Every chapter was about a different dependent of Maame from another generation. I honestly got a little confused with which descendent belonged to Effia and which ones belong to Esi.
Sadly, they were sisters and never had a chance to meet even though Esi was right below Effia in the slave dungeons. This makes me wonder about all the other families that were torn about during that time. Initially, Effia didn’t even know her mother. She was raised by her father Cobbe and Baaba. Baaba did not reveal that Maame was her real mother until Effia was off to marry James Collins, a European slave trader.
This book also explains the sad reality of our people being sold into slavery by our own people in power. Some of them even being slaves in their homeland as well. In some instances they did not know that the slaves were being subject to torture, rape, death, etc. and this created animosity toward the Europeans and eventually they were not able to buy slaves. But by them the damage was done. Families had already been ripped apart.
Below are all the descendents of Maame, for she is where it all started.
One of my favorite quotes from the book is “You want to know what weakness is? Weakness is treating someone as though they belong to you. Strength is knowing that everyone belongs to themselves.” -Maame
This book takes you from the Asante villages of Africa to the dirt roads, coal mines and streets of America. Yaa is an amazing storyteller and the details put you in the time and place. It is a great read and I highly recommend it.

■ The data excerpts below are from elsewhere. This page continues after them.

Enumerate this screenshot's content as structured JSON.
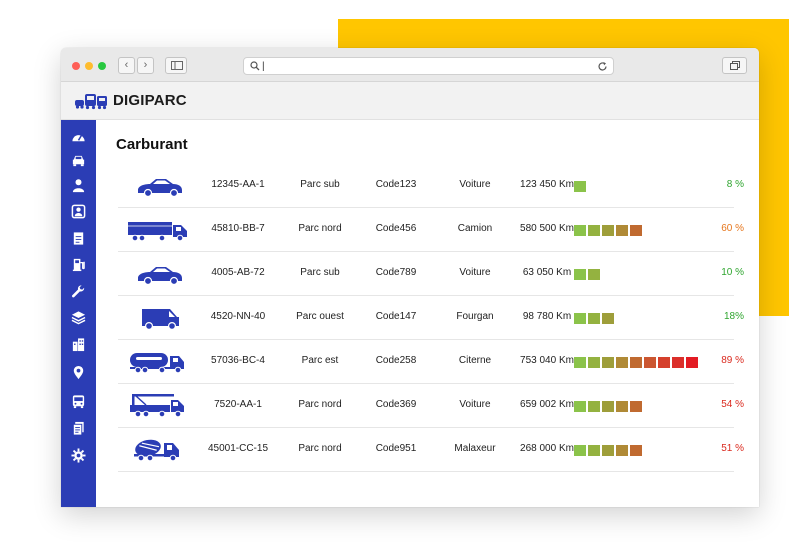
{
  "browser": {
    "url_value": "|",
    "url_placeholder": ""
  },
  "app": {
    "name": "DIGIPARC"
  },
  "page": {
    "title": "Carburant"
  },
  "sidebar_icons": [
    "dashboard-icon",
    "car-icon",
    "user-icon",
    "driver-icon",
    "document-icon",
    "fuel-pump-icon",
    "wrench-icon",
    "layers-icon",
    "buildings-icon",
    "location-pin-icon",
    "bus-icon",
    "documents-icon",
    "gear-icon"
  ],
  "colors": {
    "accent_blue": "#2B3DB5",
    "yellow": "#FFC600",
    "gauge": [
      "#8BC34A",
      "#94B240",
      "#9E9E3A",
      "#B08A36",
      "#C06A30",
      "#CB5630",
      "#D5402C",
      "#DB2F2A",
      "#E31B23"
    ],
    "pct_green": "#2FA52F",
    "pct_orange": "#E6771E",
    "pct_red": "#DA2A1F"
  },
  "vehicles": [
    {
      "icon": "car-icon",
      "plate": "12345-AA-1",
      "parc": "Parc sub",
      "code": "Code123",
      "type": "Voiture",
      "km": "123 450 Km",
      "gauge": 1,
      "pct": "8 %",
      "pct_color": "#2FA52F"
    },
    {
      "icon": "truck-icon",
      "plate": "45810-BB-7",
      "parc": "Parc nord",
      "code": "Code456",
      "type": "Camion",
      "km": "580 500 Km",
      "gauge": 5,
      "pct": "60 %",
      "pct_color": "#E6771E"
    },
    {
      "icon": "car-icon",
      "plate": "4005-AB-72",
      "parc": "Parc sub",
      "code": "Code789",
      "type": "Voiture",
      "km": "63 050 Km",
      "gauge": 2,
      "pct": "10 %",
      "pct_color": "#2FA52F"
    },
    {
      "icon": "van-icon",
      "plate": "4520-NN-40",
      "parc": "Parc ouest",
      "code": "Code147",
      "type": "Fourgan",
      "km": "98 780 Km",
      "gauge": 3,
      "pct": "18%",
      "pct_color": "#2FA52F"
    },
    {
      "icon": "tanker-truck-icon",
      "plate": "57036-BC-4",
      "parc": "Parc est",
      "code": "Code258",
      "type": "Citerne",
      "km": "753 040 Km",
      "gauge": 9,
      "pct": "89 %",
      "pct_color": "#DA2A1F"
    },
    {
      "icon": "crane-truck-icon",
      "plate": "7520-AA-1",
      "parc": "Parc nord",
      "code": "Code369",
      "type": "Voiture",
      "km": "659 002 Km",
      "gauge": 5,
      "pct": "54 %",
      "pct_color": "#DA2A1F"
    },
    {
      "icon": "mixer-truck-icon",
      "plate": "45001-CC-15",
      "parc": "Parc nord",
      "code": "Code951",
      "type": "Malaxeur",
      "km": "268 000 Km",
      "gauge": 5,
      "pct": "51 %",
      "pct_color": "#DA2A1F"
    }
  ]
}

Homegoing is the debut historical fiction novel by Yaa Gyasi, published in 2016. Each chapter in the novel follows a different descendant of an Asante woman named Maame, starting with her two daughters, separated by circumstance: Effia marries James Collins, the British governor in charge of Cape Coast Castle, while her half-sister Esi is held captive in the dungeons below. Subsequent chapters follow their children and following generations.